Praecepta grammatices es la única obra impresa conocida del padre agustino Julián Martel, cuya biografía se conoce gracias a la obra de su hermano de orden, Bernardo de Torres. Martel nació en Granada de padres nobles: Miguel Martel e Inés Flores. Desde temprana edad, sintió inclinaciones tanto por las Letras como por la vida religiosa. Luego de ordenarse sacerdote, decidió aventurarse al Perú para salvar las almas de los idólatras. Llegó a Chuquisaca donde aprendió con esmero la lengua aimara. El entonces obispo de Charcas le concedió un beneficio en un pueblo de la provincia de El Collao. Ahí estuvo a cargo de una iglesia por varios años hasta que regresó a España, al Convento de los Cartujos. Tras un tiempo, sintió el llamado para ingresar a la Orden de los Agustinos. Así fue como regreso a los Reinos del Perú en 1573. En el convento agustino de Lima ocupó cargos diversos: fue maestro de novicios y posteriormente, prior. Su vida ejemplar ha sido reseñada por Torres, quien comenta que fue tenido por santo y venerado en su muerte por toda la ciudad de Los Reyes de Lima. Su amigo, el jesuita Juan Sebastián, rector de la Compañía de Jesús, estuvo a cargo de sus honras fúnebres y, al parecer según la primera edición de la obra de Torres, condujo a Roma el proceso para su beatificación: el cadáver de Martel fue despojado de sus prendas y parte del cabello por una multitud que lo aclamaba santo.

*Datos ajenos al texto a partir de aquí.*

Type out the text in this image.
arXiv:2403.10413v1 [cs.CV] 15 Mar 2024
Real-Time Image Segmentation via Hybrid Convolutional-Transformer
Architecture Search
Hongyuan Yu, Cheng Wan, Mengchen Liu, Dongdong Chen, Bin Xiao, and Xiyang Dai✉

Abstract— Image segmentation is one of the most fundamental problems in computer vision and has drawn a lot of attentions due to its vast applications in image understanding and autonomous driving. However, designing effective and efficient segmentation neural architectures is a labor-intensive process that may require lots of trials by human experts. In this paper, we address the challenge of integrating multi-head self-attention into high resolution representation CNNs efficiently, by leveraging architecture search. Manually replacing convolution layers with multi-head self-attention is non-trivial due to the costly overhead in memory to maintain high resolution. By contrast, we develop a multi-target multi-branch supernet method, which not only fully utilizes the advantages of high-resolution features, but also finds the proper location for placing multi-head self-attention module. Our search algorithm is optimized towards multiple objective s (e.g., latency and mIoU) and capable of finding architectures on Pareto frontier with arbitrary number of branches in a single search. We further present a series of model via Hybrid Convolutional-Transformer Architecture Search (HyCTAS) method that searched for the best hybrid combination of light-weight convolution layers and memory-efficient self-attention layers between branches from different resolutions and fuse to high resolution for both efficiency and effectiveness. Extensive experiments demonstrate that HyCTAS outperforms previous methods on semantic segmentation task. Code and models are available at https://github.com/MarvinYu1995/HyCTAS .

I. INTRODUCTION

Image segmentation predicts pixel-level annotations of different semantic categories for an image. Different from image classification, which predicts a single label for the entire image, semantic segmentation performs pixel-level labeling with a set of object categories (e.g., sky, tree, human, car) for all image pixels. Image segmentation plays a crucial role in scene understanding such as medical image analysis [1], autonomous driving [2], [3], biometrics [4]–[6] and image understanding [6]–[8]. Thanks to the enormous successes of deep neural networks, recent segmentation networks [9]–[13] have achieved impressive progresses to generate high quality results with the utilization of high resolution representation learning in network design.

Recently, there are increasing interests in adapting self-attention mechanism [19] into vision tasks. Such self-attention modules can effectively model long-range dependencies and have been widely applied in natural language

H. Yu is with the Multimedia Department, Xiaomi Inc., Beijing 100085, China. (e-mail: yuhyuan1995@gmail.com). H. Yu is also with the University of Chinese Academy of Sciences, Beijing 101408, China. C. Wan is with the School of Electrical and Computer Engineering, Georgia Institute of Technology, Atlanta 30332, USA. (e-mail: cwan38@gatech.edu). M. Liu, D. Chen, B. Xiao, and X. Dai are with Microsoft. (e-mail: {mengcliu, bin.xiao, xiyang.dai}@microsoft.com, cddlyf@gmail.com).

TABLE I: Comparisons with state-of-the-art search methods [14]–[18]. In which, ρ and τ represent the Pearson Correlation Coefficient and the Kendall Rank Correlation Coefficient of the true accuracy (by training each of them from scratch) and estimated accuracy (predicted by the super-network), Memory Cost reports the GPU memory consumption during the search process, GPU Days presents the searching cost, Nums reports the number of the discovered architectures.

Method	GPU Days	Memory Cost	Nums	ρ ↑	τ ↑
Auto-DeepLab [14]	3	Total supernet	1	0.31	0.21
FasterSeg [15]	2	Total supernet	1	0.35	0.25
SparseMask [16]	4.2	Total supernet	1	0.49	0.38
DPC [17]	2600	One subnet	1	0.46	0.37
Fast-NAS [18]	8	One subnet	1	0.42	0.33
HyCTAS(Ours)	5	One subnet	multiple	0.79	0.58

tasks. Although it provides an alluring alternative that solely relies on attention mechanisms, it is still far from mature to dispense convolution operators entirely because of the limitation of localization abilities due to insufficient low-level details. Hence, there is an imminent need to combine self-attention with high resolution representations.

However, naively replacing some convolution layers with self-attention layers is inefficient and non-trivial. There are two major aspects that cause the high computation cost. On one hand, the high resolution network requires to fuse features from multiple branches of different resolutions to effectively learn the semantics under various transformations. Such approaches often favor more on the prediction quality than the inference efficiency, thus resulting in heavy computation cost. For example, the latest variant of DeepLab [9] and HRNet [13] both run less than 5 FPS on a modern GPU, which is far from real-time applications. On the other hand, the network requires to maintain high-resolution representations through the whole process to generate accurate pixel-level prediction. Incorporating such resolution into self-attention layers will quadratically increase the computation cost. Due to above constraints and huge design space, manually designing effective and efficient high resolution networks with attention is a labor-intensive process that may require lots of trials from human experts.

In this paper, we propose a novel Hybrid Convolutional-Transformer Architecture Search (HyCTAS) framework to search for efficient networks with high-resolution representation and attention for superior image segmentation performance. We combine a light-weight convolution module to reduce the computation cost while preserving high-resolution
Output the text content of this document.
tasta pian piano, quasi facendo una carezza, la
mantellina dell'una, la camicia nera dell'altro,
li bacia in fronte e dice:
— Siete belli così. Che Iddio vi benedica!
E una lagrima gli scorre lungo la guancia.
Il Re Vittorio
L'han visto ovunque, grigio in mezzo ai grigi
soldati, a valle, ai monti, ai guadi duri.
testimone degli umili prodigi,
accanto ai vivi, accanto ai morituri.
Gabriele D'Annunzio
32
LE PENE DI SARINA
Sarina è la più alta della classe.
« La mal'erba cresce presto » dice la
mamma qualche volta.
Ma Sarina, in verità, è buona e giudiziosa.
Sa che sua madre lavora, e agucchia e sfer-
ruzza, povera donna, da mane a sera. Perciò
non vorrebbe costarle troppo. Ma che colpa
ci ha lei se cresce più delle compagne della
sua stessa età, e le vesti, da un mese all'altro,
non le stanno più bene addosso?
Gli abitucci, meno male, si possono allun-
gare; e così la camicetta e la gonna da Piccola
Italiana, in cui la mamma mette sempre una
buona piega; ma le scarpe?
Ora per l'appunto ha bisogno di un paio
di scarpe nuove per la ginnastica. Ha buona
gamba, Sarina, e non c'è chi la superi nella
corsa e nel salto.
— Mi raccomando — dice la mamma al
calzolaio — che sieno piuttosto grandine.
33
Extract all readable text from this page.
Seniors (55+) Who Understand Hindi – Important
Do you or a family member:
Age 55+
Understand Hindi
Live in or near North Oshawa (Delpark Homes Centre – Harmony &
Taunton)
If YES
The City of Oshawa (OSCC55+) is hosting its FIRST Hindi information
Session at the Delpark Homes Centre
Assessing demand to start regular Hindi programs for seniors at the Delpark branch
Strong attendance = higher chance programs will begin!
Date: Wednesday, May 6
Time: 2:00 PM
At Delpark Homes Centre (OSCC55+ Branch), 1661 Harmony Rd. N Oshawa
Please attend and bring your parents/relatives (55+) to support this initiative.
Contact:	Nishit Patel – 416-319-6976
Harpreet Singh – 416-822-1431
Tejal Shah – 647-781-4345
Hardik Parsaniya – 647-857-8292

Al parecer, compuso su tratado Praecepta grammatices poco antes de regresar a España, durante su primera estancia en el Perú. Su inclinación por las Letras y la Teología acaso propiciaron su deseo de componer un manual que incluya tanto la gramática como un glosario de términos y otro de frases que facilitaran a los legos hablar en latín. La portada del volumen es única: raras son, en el siglo XVI, las que ostentan un frontis. Dicha seña revela el esmero con que fue impreso el volumen por Antonio Ricardo. Se tiene noticia noticia de una obra espiritual de Martel, titulada Desengaño de la vida humana, admirada por insignes personajes políticos y eclesiásticos de su siglo, hoy perdida.